What is Viral Marketing

Viral marketing is a concept which has its origins in the Internet. The term was invented by Steve Jurvetson, a venture capitalist, to describe the method used by Hotmail to develop its e-mail service. Most of the standard marketing textbooks mention the term. For example, viral marketing as ‘electronic word of mouth’, while Smith and Taylor give the following description of the process involved:

It is not “accidental” spreading but, rather, carefully planned spreading of the message online. Two elements are required: first the idea itself, and second, the seeding. The two main benefits of word-of-mouth sources are that they are convincing and low cost (Kotler, 2003, p. 575).
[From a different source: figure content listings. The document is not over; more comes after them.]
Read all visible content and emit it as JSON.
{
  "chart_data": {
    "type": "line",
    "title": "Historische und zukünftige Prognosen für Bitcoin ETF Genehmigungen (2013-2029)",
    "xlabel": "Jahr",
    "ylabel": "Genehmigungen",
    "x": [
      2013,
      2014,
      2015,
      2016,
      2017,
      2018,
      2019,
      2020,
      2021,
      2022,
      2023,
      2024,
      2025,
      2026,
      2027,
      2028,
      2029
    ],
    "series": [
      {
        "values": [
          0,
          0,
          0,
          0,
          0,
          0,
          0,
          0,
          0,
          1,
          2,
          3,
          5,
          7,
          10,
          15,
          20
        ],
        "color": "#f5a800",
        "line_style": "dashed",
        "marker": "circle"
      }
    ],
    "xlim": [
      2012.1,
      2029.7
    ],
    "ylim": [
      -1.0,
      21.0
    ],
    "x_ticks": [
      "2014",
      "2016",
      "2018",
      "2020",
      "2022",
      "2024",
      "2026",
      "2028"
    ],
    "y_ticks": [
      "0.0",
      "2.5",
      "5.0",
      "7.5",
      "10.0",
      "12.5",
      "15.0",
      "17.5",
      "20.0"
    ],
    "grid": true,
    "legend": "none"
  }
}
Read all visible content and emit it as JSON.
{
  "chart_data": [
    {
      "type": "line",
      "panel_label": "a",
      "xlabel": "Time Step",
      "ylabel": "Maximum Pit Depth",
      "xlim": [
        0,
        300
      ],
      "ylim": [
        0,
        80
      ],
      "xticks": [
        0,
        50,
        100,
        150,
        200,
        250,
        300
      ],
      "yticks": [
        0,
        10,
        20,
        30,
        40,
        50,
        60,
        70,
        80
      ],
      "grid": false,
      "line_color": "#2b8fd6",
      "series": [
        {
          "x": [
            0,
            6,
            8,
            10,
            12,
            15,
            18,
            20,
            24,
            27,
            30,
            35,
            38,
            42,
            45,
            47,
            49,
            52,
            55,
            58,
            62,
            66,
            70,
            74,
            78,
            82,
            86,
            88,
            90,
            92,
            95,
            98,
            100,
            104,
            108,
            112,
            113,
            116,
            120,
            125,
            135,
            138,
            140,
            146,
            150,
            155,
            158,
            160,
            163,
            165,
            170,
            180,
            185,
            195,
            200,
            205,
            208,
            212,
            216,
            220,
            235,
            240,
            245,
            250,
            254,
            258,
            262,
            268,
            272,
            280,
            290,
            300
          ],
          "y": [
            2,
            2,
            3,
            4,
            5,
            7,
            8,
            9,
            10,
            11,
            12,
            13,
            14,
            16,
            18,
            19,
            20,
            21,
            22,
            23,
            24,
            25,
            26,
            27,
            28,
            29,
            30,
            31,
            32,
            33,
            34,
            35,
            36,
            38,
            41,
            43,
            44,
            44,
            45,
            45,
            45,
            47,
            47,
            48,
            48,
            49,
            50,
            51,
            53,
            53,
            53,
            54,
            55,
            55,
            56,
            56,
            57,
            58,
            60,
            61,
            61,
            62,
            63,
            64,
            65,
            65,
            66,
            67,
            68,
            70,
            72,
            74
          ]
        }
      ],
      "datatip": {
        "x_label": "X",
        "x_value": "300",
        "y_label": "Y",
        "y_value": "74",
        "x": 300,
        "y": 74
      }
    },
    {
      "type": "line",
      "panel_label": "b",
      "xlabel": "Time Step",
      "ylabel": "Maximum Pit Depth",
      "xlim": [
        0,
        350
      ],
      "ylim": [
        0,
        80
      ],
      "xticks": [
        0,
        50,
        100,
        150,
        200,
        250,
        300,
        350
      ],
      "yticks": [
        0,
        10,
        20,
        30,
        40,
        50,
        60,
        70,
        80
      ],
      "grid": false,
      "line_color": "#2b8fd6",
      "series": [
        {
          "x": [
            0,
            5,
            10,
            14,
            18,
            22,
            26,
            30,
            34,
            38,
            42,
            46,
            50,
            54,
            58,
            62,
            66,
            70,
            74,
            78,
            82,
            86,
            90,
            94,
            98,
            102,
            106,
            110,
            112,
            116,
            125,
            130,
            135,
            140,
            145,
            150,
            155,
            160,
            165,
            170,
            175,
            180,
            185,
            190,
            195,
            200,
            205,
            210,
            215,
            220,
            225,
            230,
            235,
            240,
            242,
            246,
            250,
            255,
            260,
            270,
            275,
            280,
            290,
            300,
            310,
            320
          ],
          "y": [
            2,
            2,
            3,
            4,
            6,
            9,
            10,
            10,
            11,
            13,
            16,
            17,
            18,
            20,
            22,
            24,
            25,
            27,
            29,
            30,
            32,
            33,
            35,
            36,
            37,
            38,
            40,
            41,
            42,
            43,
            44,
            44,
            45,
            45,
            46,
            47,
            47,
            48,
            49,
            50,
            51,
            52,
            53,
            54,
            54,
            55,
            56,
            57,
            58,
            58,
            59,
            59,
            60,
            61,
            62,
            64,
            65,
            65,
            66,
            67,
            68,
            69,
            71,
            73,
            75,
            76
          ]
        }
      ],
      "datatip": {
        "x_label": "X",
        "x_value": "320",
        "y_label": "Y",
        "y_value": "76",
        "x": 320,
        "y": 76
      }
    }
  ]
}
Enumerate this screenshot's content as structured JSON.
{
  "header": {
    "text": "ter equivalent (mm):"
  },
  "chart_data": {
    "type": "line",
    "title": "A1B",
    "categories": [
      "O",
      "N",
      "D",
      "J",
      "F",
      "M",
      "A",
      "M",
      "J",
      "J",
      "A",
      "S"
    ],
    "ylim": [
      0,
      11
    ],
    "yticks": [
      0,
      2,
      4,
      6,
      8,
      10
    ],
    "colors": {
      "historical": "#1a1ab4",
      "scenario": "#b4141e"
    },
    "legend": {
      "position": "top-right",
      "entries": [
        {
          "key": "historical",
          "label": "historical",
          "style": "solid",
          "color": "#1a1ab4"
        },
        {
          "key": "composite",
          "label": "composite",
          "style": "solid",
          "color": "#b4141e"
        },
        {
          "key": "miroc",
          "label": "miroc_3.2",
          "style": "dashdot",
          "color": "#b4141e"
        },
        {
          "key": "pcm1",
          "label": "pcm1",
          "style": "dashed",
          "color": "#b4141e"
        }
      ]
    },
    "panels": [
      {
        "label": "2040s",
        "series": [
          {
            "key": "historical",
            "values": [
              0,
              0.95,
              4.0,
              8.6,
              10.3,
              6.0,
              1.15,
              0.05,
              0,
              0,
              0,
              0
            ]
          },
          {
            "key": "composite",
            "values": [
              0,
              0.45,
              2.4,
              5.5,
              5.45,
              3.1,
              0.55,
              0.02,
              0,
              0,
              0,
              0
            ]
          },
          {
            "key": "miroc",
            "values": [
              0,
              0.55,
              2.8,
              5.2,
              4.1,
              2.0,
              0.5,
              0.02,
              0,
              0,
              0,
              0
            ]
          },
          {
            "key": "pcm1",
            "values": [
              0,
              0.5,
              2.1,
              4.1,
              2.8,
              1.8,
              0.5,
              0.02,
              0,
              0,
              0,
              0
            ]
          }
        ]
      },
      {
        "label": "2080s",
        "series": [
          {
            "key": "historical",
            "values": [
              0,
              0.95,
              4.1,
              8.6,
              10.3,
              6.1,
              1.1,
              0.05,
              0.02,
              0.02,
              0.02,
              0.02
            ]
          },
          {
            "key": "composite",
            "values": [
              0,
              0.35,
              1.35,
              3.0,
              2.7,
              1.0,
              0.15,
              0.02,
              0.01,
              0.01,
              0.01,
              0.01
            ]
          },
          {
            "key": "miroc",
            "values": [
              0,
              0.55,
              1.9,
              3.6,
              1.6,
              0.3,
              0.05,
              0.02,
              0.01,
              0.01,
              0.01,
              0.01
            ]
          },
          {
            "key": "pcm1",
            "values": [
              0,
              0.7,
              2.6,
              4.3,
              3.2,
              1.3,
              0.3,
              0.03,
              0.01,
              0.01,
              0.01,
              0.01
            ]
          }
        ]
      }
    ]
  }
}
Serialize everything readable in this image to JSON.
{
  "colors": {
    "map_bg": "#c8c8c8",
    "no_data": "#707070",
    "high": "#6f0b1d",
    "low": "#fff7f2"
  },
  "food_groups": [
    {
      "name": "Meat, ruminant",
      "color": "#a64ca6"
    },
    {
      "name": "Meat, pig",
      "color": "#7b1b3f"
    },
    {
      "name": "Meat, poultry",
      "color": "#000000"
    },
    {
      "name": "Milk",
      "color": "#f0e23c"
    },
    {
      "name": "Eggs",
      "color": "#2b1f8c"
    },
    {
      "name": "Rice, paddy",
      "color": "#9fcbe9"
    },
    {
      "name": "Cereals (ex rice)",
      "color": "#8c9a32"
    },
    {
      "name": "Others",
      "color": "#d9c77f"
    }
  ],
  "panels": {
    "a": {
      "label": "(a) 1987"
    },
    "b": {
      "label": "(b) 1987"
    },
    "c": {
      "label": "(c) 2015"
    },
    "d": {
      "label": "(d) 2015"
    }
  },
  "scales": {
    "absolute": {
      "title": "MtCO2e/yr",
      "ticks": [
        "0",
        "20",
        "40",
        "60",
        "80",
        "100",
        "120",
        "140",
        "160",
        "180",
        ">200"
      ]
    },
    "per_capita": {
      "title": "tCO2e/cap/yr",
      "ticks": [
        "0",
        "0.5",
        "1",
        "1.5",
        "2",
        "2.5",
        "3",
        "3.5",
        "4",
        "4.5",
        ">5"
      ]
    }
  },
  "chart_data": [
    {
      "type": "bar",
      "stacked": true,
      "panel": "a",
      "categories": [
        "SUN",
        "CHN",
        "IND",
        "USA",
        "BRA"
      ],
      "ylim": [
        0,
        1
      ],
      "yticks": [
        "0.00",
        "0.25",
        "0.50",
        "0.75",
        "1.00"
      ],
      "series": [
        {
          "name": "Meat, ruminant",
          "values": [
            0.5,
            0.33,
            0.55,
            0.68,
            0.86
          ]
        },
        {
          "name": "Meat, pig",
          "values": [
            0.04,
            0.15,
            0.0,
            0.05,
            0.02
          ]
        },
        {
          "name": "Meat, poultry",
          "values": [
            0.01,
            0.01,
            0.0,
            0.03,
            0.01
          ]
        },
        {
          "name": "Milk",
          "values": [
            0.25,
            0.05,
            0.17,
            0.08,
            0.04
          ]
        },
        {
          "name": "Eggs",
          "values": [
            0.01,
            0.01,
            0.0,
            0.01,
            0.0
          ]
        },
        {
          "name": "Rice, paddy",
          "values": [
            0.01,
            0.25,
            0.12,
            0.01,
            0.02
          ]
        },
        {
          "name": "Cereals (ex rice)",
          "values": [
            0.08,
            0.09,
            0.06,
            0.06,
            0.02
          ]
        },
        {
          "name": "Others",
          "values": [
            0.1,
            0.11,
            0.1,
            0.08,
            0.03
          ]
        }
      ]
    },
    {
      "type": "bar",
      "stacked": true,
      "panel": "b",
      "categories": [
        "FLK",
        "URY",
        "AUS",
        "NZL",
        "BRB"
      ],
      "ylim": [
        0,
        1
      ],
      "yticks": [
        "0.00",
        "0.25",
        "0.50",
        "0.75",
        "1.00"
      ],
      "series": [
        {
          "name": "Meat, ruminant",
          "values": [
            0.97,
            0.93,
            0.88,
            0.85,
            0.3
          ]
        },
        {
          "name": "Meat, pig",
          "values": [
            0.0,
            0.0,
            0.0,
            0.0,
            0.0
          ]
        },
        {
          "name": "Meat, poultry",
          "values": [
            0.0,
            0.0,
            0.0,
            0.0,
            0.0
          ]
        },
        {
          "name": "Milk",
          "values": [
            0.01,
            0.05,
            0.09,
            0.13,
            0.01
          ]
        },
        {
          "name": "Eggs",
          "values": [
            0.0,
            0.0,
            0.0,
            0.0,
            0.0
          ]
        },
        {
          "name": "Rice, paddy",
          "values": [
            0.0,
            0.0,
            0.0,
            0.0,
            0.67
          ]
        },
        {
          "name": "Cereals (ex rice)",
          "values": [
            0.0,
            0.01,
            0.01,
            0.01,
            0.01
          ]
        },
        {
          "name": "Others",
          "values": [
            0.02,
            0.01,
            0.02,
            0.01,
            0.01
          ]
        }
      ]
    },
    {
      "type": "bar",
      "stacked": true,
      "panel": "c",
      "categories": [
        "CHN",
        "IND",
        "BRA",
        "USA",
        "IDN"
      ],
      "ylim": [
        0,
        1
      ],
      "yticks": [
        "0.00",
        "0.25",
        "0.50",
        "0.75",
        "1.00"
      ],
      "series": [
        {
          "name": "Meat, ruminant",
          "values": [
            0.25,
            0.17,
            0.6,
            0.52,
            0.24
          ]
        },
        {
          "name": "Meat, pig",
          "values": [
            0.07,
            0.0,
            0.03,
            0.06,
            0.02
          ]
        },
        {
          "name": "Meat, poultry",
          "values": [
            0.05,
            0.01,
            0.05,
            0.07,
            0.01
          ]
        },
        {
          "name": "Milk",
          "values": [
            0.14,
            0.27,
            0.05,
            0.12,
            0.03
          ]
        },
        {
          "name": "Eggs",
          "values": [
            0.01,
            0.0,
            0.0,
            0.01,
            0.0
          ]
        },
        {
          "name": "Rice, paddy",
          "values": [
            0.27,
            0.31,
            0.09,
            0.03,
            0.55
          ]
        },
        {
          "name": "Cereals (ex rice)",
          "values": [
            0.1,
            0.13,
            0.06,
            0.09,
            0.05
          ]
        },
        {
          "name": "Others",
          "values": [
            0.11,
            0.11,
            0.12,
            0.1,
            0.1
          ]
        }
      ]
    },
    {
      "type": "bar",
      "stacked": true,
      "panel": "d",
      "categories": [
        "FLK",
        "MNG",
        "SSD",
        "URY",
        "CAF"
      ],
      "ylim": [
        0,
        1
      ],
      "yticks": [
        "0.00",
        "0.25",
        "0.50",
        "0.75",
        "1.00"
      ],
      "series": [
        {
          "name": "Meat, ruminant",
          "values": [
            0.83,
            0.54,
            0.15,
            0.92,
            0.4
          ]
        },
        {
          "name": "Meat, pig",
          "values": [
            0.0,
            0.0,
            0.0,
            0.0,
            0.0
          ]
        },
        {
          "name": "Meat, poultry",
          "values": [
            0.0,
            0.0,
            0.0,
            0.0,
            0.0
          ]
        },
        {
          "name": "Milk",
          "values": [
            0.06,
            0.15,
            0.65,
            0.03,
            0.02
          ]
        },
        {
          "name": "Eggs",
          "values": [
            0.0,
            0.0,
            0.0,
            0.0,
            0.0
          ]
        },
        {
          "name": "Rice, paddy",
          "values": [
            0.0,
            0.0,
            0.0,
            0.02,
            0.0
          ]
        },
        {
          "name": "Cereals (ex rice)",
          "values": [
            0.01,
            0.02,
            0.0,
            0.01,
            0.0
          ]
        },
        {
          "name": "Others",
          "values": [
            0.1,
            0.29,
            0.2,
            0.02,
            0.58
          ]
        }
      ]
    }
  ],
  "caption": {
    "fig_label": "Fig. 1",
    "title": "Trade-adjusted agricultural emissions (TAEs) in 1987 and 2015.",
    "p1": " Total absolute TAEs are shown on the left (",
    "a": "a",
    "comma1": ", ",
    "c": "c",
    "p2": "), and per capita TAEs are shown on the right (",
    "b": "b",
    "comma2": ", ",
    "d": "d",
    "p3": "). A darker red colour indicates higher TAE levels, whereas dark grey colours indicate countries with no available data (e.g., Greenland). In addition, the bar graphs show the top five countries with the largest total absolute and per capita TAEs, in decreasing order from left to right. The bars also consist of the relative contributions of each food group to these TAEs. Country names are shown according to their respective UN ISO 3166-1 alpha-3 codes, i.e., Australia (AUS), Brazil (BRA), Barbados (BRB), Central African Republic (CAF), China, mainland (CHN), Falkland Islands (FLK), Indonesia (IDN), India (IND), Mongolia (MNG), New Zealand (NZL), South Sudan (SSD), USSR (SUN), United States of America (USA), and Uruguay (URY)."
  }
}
Although e-mail was the original vehicle which allowed ideas to replicate and spread like a virus, anecdotal evidence reported in the business press suggests that weblogs are equally well-suited to the task. For example, Fortune recount the story of entrepreneur Shane McQuade, inventor of a backpack with built-in solar panels. McQuade asked a friend to feature the product on his ‘green design’ blog. Within hours the product had moved up the blogging hierarchy until it reached Gizmodo, a gadgets blog which receives tens of thousands of visitors every day. McQuade was inundated with orders and refers to blogs as ‘the ultimate word-of-mouth marketing channel’.

A related concept is buzz marketing. Buzzmarketing, a specialist website, says that it is about ‘capturing attention of consumers and the media to the point where talking about your brand becomes entertaining, fascinating, and newsworthy’ (Buzzmarketing, 2005). In a paper for the Harvard Business Review, investigations show that the marketing practices at more than 50 companies and found that buzz affects not only the entertainment and fashion industries but also agriculture, electronics and finance. She forecast a world in which ‘buzz will dominate the shaping of markets’, citing forums such as Epinions.com as generators of buzz. In a mass-market business book, Gardner (2005, p. 11) considers that ‘the power of blogs is buzz, or conversations that bounce from blog to blog and gather mass and impact’.